Author(s): Idris I, Gray S, Donnelly R
Abstract Share this page
Abstract Protein kinase C (PKC) is a family of multifunctional isoenzymes, activated by diacylglycerols (DAGs), which play a central role in signal transduction and intracellular crosstalk by phosphorylating at serine/threonine residues an array of substrates, including cell-surface receptors, enzymes, contractile proteins, transcription factors and other kinases. Individual isozymes vary in their pattern of tissue and subcellular distribution, function and Ca2+/phospholipid cofactor requirements, and in diabetes there is widespread activation of the DAG-PKC pathway in metabolic, cardiovascular and renal tissues.
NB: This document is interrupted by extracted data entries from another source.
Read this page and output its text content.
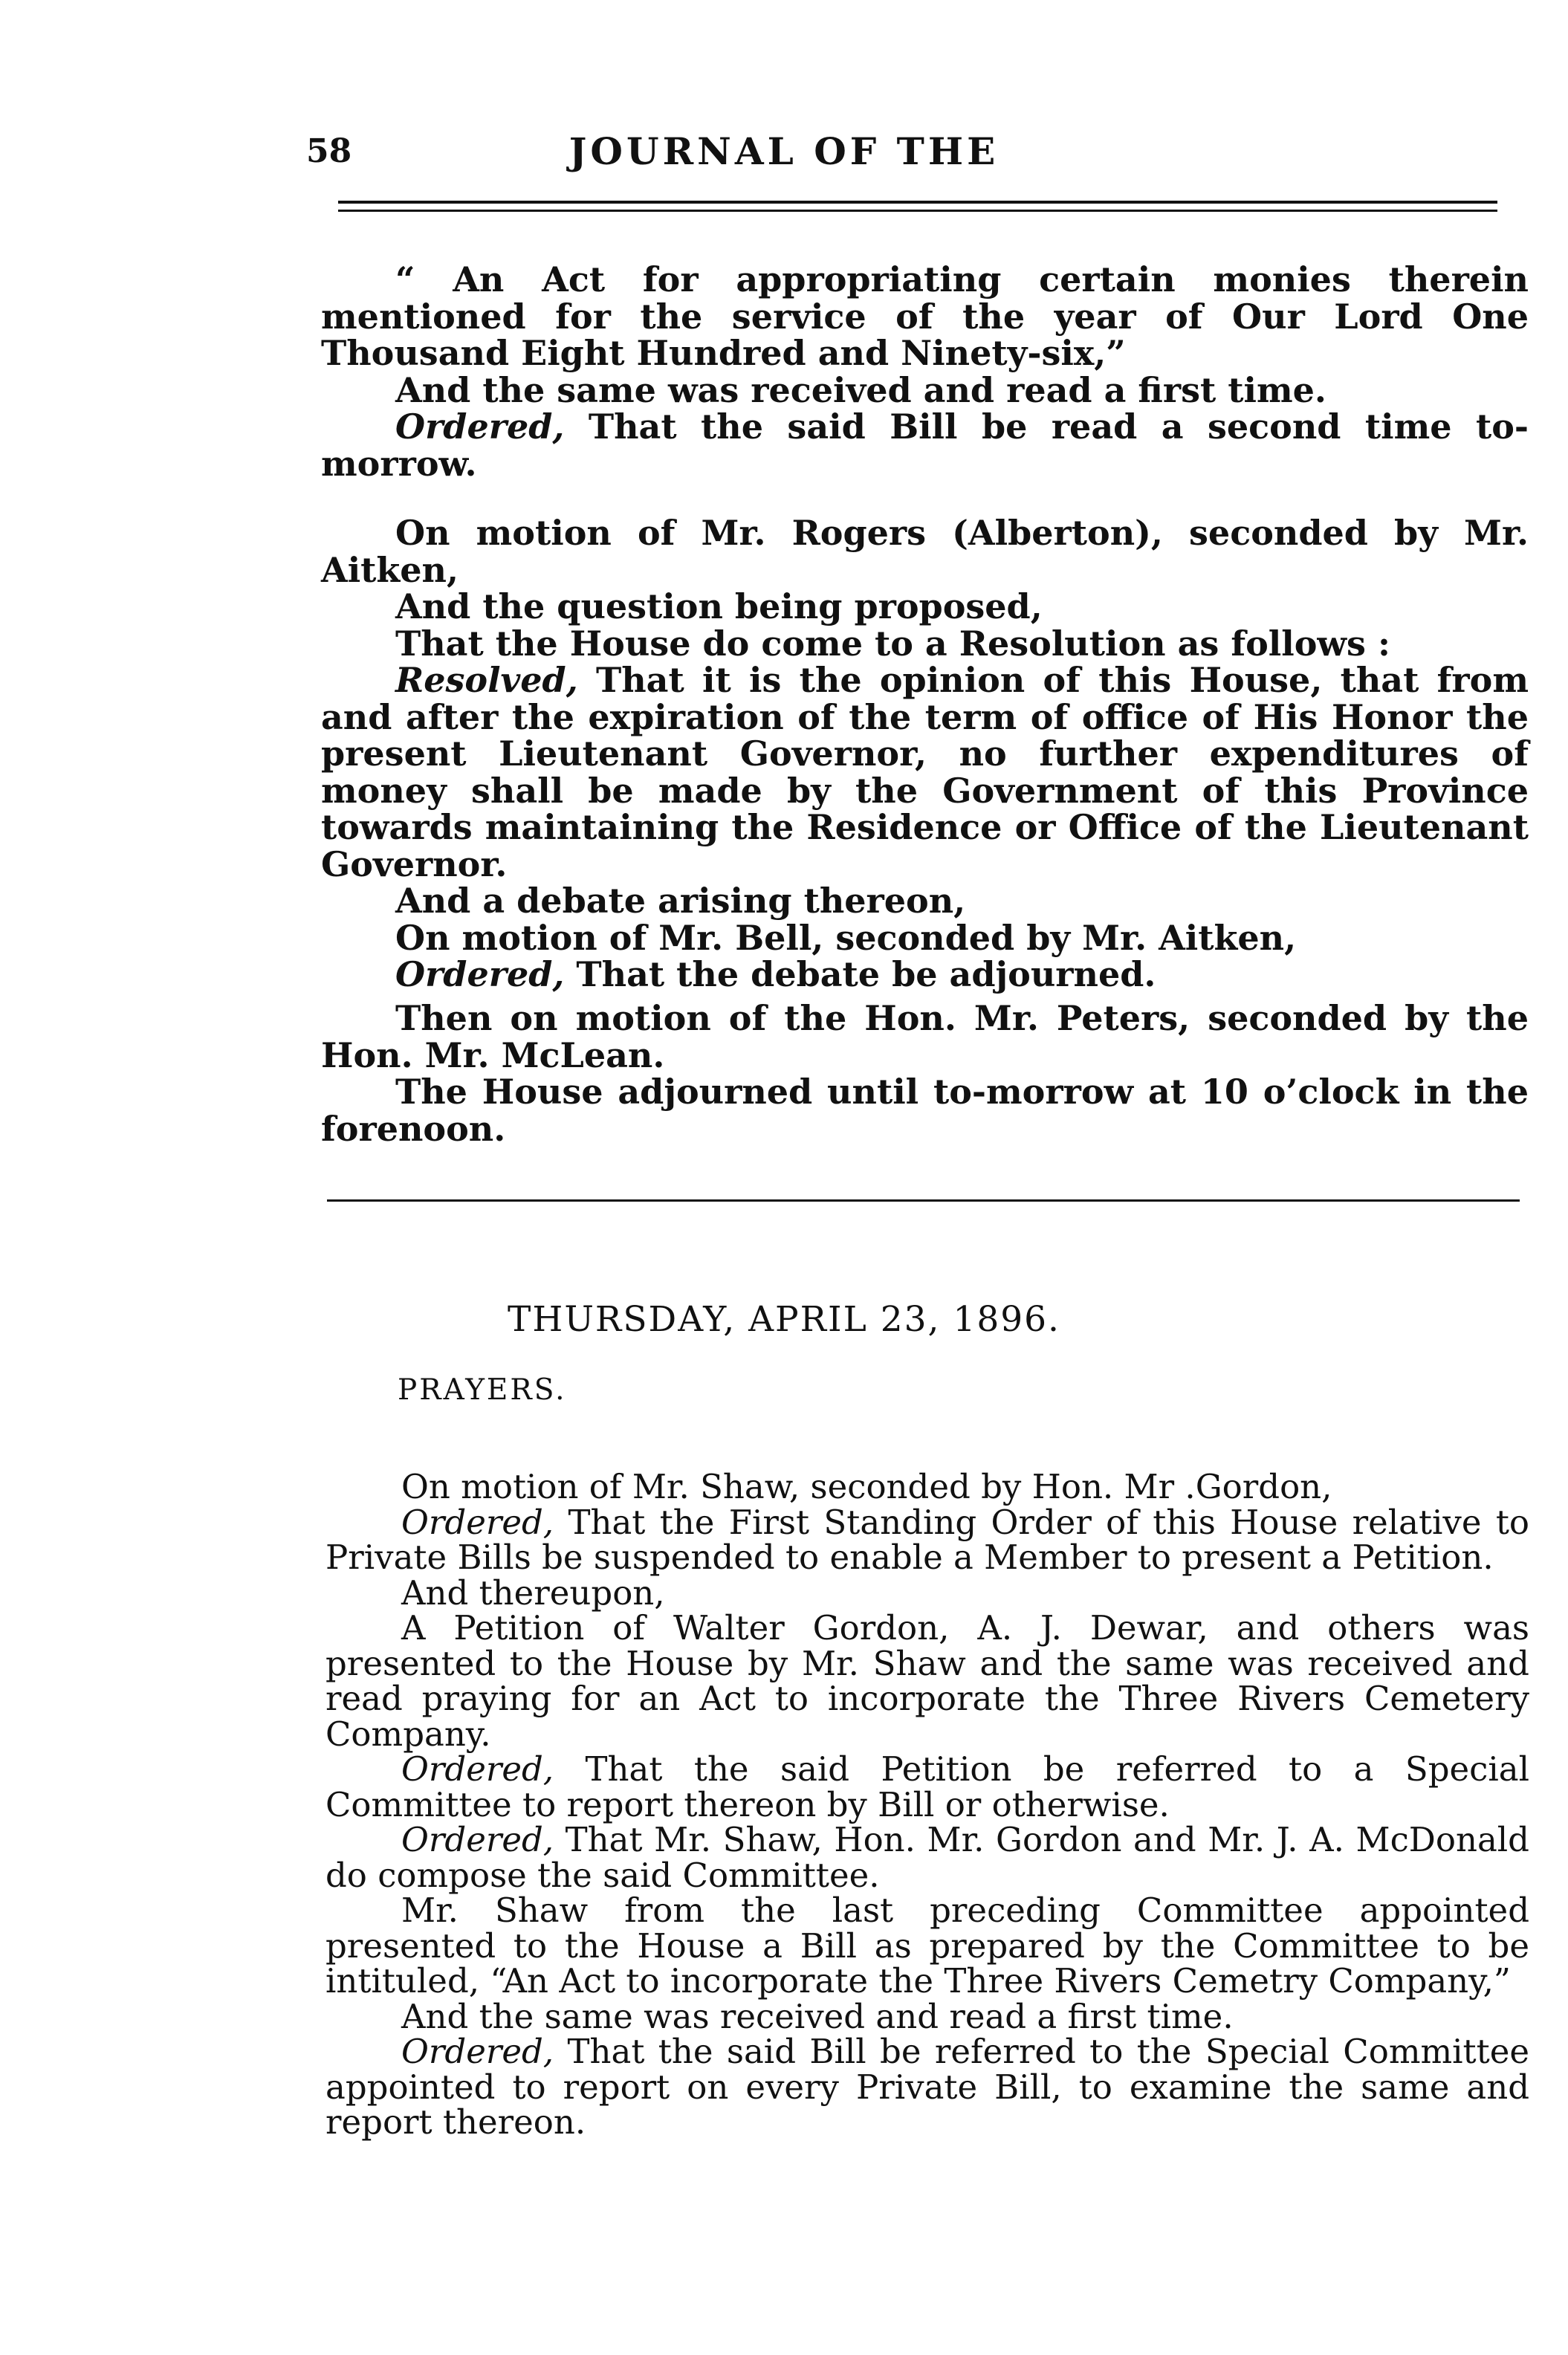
58	JOURNAL OF THE

“ An Act for appropriating certain monies therein mentioned for the service of the year of Our Lord One Thousand Eight Hundred and Ninety-six,”

And the same was received and read a first time.

Ordered, That the said Bill be read a second time to-morrow.

On motion of Mr. Rogers (Alberton), seconded by Mr. Aitken,

And the question being proposed,

That the House do come to a Resolution as follows :

Resolved, That it is the opinion of this House, that from and after the expiration of the term of office of His Honor the present Lieutenant Governor, no further expenditures of money shall be made by the Government of this Province towards maintaining the Residence or Office of the Lieutenant Governor.

And a debate arising thereon,

On motion of Mr. Bell, seconded by Mr. Aitken,

Ordered, That the debate be adjourned.

Then on motion of the Hon. Mr. Peters, seconded by the Hon. Mr. McLean.

The House adjourned until to-morrow at 10 o’clock in the forenoon.

THURSDAY, APRIL 23, 1896.
PRAYERS.

On motion of Mr. Shaw, seconded by Hon. Mr .Gordon,

Ordered, That the First Standing Order of this House relative to Private Bills be suspended to enable a Member to present a Petition.

And thereupon,

A Petition of Walter Gordon, A. J. Dewar, and others was presented to the House by Mr. Shaw and the same was received and read praying for an Act to incorporate the Three Rivers Cemetery Company.

Ordered, That the said Petition be referred to a Special Committee to report thereon by Bill or otherwise.

Ordered, That Mr. Shaw, Hon. Mr. Gordon and Mr. J. A. McDonald do compose the said Committee.

Mr. Shaw from the last preceding Committee appointed presented to the House a Bill as prepared by the Committee to be intituled, “An Act to incorporate the Three Rivers Cemetry Company,”

And the same was received and read a first time.

Ordered, That the said Bill be referred to the Special Committee appointed to report on every Private Bill, to examine the same and report thereon.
In liver, muscle and adipose tissue, PKC isozymes have been implicated both as mediators and inhibitors of insulin action. Activation of DAG-sensitive PKC isoforms, such as PKC-theta and PKC-epsilon, down-regulates insulin receptor signalling and could be an important biochemical mechanism linking dysregulated lipid metabolism and insulin resistance in muscle. On the other hand, atypical PKC isozymes, such as PKC-zeta and PKC-lambda, have been identified as downstream targets of PI-3-kinase involved in insulin-stimulated glucose uptake, especially in adipocytes. Glucose-induced de novo synthesis of (palmitate-rich) DAG and sustained isozyme-selective PKC activation (especially but not exclusively PKC-beta) has been strongly implicated in the pathogenesis of diabetic microangiopathy and macroangiopathy through a host of undesirable effects on endothelial function, VSM contractility and growth, angiogenesis, gene transcription (in part by MAP-kinase activation) and vascular permeability. Interventions that increase DAG metabolism (e. g. vitamin E) and/or inhibit PKC isozymes (e. g. the beta-selective inhibitor LY333531) ameliorate the biochemical and functional consequences of DAG-PKC activation in experimental diabetes, for example improving retinal blood flow and albuminuria in parallel with reductions in membrane-associated PKC isozyme activities. Thus, a greater understanding of the functional diversity and pathophysiological regulation of PKC isozymes is likely to have important clinical and therapeutic benefits.